Eles vêm de fora, das cercas abertas por tratores, dos ventos carregados pelas queimadas ilegais, do descaso de quem vê a terra apenas como lucro. Surgem em grandes propriedades rurais, onde o fogo é usado sem escuta, sem cuidado, sem limite. As chamas atravessam cercas, se espalham pelos ventos e atingem a todos, mas não de forma igual. São as comunidades negras, tradicionais e periféricas que mais sentem os impactos dessa destruição. É o racismo ambiental em sua forma mais marcante: quando os territórios de quem cuida da terra são devastados para sustentar o conforto e o lucro de quem a explora.
E os números confirmam aquilo que os territórios já sentem na pele há muito tempo. Segundo dados do MapBiomas (2024), o Cerrado foi o bioma mais atingido por fogo no Brasil em 2023, com mais de 8,2 milhões de hectares queimados — o equivalente a mais de 50% de toda a área queimada no país naquele ano. E não é nas áreas protegidas que o fogo começa: mais de 95% das áreas queimadas em 2023 estavam fora de unidades de conservação ou terras indígenas, reforçando que os incêndios têm origem majoritária em áreas privadas, especialmente ligadas à agropecuária.

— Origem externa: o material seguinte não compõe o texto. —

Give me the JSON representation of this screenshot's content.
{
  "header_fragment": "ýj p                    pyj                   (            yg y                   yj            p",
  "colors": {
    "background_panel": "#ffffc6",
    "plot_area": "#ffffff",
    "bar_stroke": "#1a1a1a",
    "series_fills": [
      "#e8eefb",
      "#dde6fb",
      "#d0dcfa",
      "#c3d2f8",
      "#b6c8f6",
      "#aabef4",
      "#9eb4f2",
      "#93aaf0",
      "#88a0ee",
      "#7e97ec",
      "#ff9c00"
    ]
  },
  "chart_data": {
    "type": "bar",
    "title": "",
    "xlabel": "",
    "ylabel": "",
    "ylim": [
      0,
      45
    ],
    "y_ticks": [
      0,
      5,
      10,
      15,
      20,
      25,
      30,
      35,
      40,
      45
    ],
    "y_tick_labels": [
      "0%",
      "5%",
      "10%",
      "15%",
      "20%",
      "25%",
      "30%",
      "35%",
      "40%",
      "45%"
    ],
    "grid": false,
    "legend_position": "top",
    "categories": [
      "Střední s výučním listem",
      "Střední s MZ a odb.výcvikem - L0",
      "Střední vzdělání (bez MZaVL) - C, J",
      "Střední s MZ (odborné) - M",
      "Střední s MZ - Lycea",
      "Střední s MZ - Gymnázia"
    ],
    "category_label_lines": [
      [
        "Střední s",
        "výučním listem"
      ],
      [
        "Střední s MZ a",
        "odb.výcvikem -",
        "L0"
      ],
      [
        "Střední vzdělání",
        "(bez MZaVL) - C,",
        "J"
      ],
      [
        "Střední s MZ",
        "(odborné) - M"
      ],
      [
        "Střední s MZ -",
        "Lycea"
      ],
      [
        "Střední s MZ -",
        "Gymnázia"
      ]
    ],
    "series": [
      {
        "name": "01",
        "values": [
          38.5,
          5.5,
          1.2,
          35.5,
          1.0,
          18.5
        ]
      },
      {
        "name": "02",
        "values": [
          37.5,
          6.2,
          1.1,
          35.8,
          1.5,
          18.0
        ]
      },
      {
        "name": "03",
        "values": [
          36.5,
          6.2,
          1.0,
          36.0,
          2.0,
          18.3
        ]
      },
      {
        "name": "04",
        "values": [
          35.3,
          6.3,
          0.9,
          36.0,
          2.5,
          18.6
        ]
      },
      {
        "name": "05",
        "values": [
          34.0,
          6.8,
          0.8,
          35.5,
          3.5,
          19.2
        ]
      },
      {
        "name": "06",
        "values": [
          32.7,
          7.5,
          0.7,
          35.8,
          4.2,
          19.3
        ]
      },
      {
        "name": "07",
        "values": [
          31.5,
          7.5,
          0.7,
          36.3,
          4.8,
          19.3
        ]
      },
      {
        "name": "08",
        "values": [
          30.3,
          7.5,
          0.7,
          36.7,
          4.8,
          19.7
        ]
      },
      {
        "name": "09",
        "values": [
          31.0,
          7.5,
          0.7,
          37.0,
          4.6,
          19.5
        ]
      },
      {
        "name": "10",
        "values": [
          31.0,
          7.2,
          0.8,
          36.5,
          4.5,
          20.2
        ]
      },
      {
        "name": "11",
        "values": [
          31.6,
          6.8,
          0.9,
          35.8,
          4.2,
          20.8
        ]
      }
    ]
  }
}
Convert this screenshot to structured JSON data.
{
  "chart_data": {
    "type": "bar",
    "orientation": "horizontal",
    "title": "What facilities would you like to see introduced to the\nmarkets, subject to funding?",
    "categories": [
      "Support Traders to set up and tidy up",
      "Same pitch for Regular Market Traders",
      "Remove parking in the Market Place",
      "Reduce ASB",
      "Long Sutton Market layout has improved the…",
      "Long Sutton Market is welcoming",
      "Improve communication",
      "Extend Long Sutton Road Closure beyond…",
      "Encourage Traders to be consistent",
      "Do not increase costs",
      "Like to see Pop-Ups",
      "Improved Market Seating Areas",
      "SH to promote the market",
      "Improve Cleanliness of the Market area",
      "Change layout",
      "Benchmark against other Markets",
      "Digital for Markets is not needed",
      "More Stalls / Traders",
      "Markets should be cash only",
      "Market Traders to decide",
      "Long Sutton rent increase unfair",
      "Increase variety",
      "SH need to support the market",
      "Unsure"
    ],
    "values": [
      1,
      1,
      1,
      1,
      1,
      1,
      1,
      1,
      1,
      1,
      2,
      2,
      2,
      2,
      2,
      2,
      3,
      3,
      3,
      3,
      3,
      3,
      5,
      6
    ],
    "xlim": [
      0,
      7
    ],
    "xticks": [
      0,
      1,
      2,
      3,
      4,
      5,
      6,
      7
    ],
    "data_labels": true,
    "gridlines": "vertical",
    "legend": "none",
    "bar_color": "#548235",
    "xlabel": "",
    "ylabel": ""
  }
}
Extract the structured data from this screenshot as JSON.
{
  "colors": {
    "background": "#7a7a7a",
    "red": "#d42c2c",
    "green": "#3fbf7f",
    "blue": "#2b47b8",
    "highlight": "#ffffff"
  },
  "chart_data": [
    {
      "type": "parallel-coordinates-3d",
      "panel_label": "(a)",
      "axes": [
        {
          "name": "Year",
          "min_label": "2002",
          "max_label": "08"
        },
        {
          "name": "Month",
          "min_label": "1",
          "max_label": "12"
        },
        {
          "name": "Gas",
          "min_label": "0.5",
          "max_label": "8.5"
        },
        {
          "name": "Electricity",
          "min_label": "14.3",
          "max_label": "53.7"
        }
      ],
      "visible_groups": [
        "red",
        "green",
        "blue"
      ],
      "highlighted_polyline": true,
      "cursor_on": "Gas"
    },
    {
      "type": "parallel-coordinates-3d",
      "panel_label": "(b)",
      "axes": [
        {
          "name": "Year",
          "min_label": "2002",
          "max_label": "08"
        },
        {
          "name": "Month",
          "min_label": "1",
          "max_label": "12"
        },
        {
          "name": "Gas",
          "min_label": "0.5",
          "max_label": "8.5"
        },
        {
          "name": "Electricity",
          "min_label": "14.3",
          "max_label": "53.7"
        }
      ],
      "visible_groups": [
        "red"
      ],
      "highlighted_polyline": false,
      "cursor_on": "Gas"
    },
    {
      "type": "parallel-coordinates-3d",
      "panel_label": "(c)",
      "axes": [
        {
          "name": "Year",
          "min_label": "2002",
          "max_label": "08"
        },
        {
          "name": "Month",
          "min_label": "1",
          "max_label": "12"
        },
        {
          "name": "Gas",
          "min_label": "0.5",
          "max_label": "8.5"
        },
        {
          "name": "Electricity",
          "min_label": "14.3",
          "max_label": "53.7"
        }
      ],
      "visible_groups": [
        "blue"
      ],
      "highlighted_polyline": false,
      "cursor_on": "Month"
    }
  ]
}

Esses incêndios que devastam o Cerrado, a Amazônia, o Pantanal e a Caatinga não são acidentes — são consequências diretas do avanço do agronegócio e do desmatamento em áreas que deveriam ser protegidas por políticas públicas. Nessas regiões, o fogo é usado como caminho para abrir novas fronteiras agrícolas, renovar pastagens ou preparar o solo para monoculturas. As queimadas, muitas vezes ilegais ou mal conduzidas, fogem do controle, atravessam cercas, invadem áreas protegidas, atingem comunidades tradicionais e colocam em risco vidas humanas, animais e florestas inteiras.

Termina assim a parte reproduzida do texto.